François Chérèque, general secretary of the CFDT (French Democratic Confederation of Labour), told the media that Royal was “right to raise the issue” of the struggle against delinquency, even if her statements might “shock.” He added: “The left would be making a great mistake” if it did not take up these questions. “What shocks me is the fact that we can’t discuss them,” he said. He added that her call for military supervision was “a bit strong.”

The CFDT is France’s largest trade union body. It is close to the Socialist Party and played a leading role in the Intersyndicale, the grouping of 12 student and labour organisations that worked to stifle the mass movement against the CPE.

The media has responded to Royal’s remarks by praising her “courage.” Tributes to the “originality” of her ideas have abounded, even though she has merely recycled nostrums long considered the hobbyhorses of the far-right fringe of French politics.

Le Monde, generally considered the centre-left newspaper of the bourgeois intelligentsia, said in a June 3 editorial: “Madam Royal’s audacity is real. She could not care less about taboos, she speaks directly, and advances proposals of the kind to raise the hackles of most of her political friends. The language of repression grates on the ears of Socialists and the left in general.... Madam Royal has the merit of clearly giving notice that the right does not have the monopoly on law and order. This is what redounds to the credit of the SP’s putative candidate.”

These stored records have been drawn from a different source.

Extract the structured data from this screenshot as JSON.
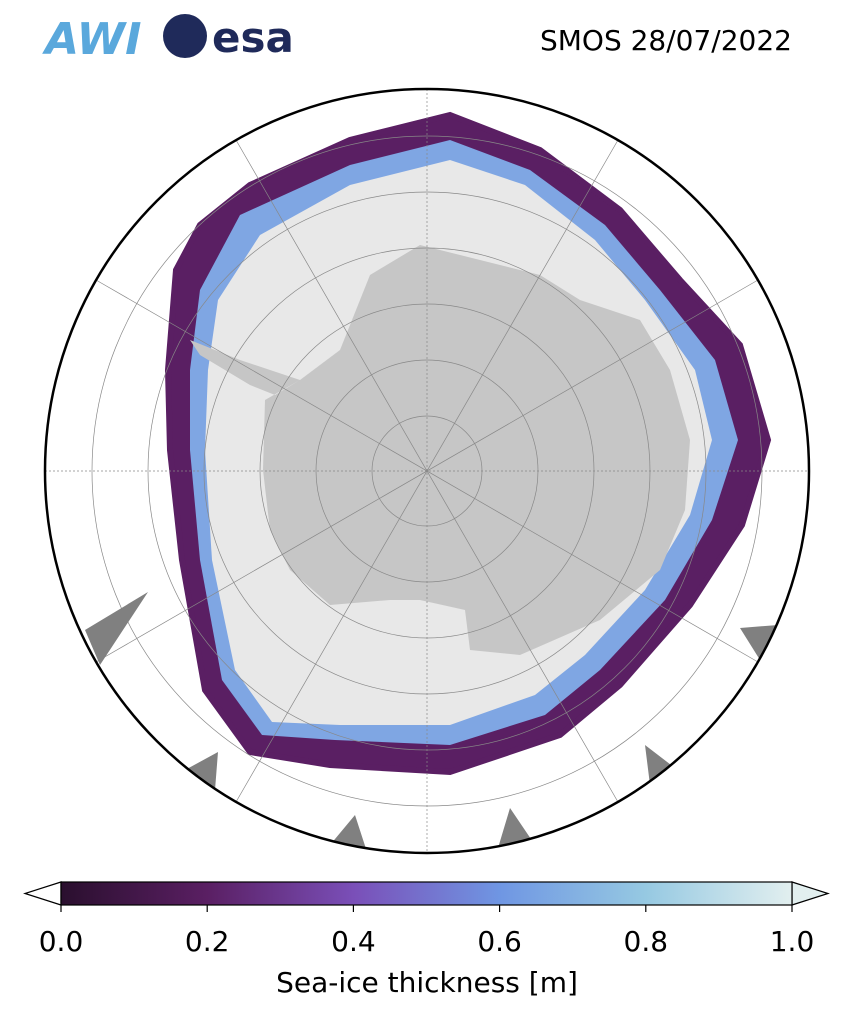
{
  "logos": {
    "awi": "AWI",
    "esa": "esa"
  },
  "map": {
    "title": "SMOS 28/07/2022"
  },
  "colorbar": {
    "label": "Sea-ice thickness [m]",
    "lim": [
      0,
      1
    ],
    "ticks": [
      {
        "value": 0,
        "label": "0.0"
      },
      {
        "value": 0.2,
        "label": "0.2"
      },
      {
        "value": 0.4,
        "label": "0.4"
      },
      {
        "value": 0.6,
        "label": "0.6"
      },
      {
        "value": 0.8,
        "label": "0.8"
      },
      {
        "value": 1,
        "label": "1.0"
      }
    ],
    "colormap": [
      "#2a0f2e",
      "#5a1f63",
      "#7a4fb8",
      "#6f96e3",
      "#96c9e2",
      "#e2efef"
    ]
  }
}
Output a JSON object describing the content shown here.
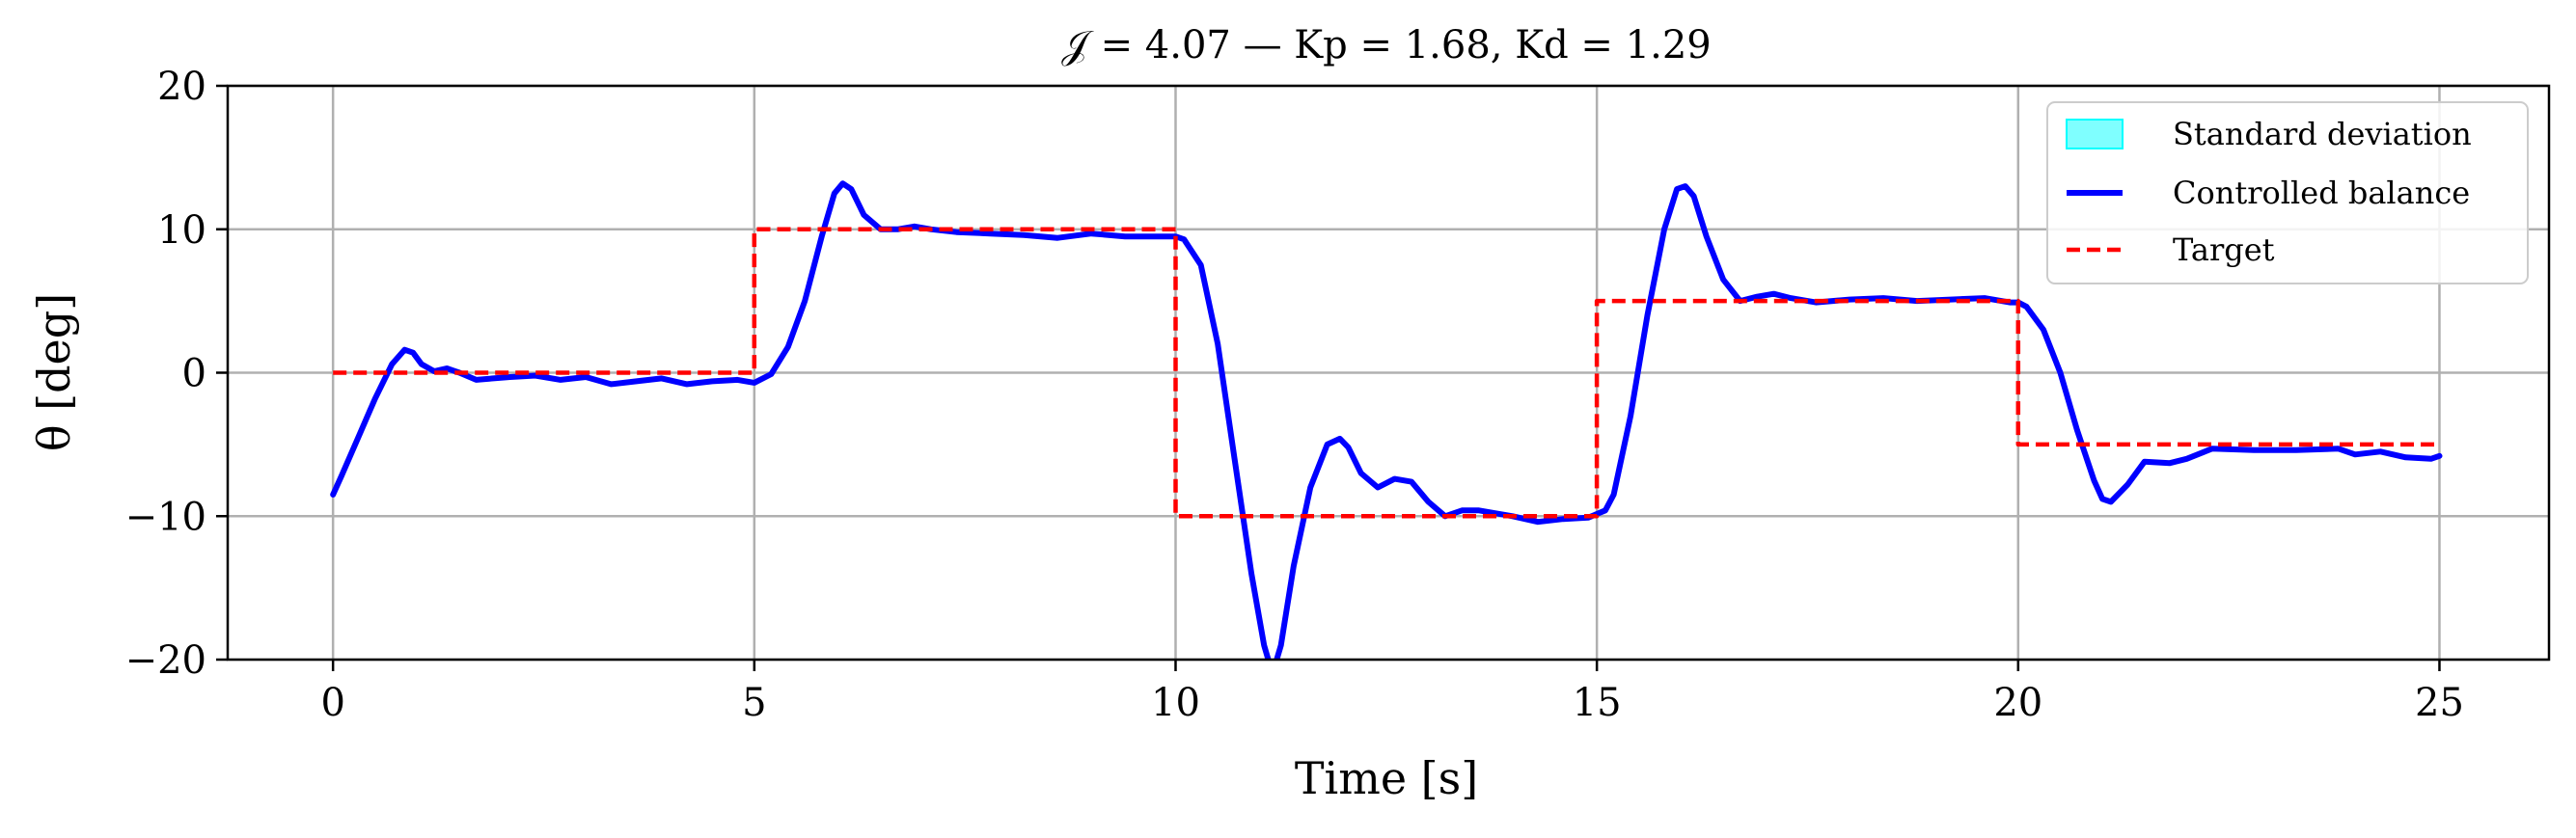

On the same day, the conservative Le Figaro editorialised enthusiastically: “She dared to do it! Ségolène Royal dared to say that delinquency, together with unemployment, was the main cause of ‘social suffering.’ ” The editorial added that though the ideas were not new, “coming from where they do, this statement is an event: it represents a complete break with the bleeding-heart ‘rights-of-manism’ that, since the mid-80s, dominated the SP on the ruins of an exhausted Marxism.” The editorialist rejoiced that long-derided values were coming back into fashion: “authority, work, family, merit, nation.”

Royal, 53, was born in the then-French West African colony of Sénégal, the daughter of an artillery colonel. Her brother, also a military man, was involved in the sinking in New Zealand of the Greenpeace ship the Rainbow Warrior by French secret service agents in 1985. The ship had been involved in protests against the testing of nuclear weapons in the Pacific by the Socialist government of then-President François Mitterrand and Prime Minister Laurent Fabius.

She is a graduate of the ENA (National School of Administration, where most of France’s political and civil service élite are trained) and in 1982 became a technical advisor to Mitterrand. She has been, for more than 25 years, the partner of François Hollande, and has four children.

She was a junior minister in the Plural Left government of Lionel Jospin (1997-2002) and is presently the president of the Poitou-Charente regional council, elected in the 2004 regional elections.

She represents a layer of technocrats and management personnel who gathered round Mitterrand. Nationalist, ferociously hostile to Marxism and any independent revolutionary perspective for the working class, this layer in the past associated itself with the defence of gay rights, minority rights and feminism, and presented itself as the defender of democratic principles against the rise of Le Pen’s National Front.

This is no longer the case. The sharp rightward shift of the forces represented by Royal are part of a more general abandonment of democratic principles within the political establishments of all capitalist countries, driven by a deepening global crisis. That crisis is taking a particularly acute form in France.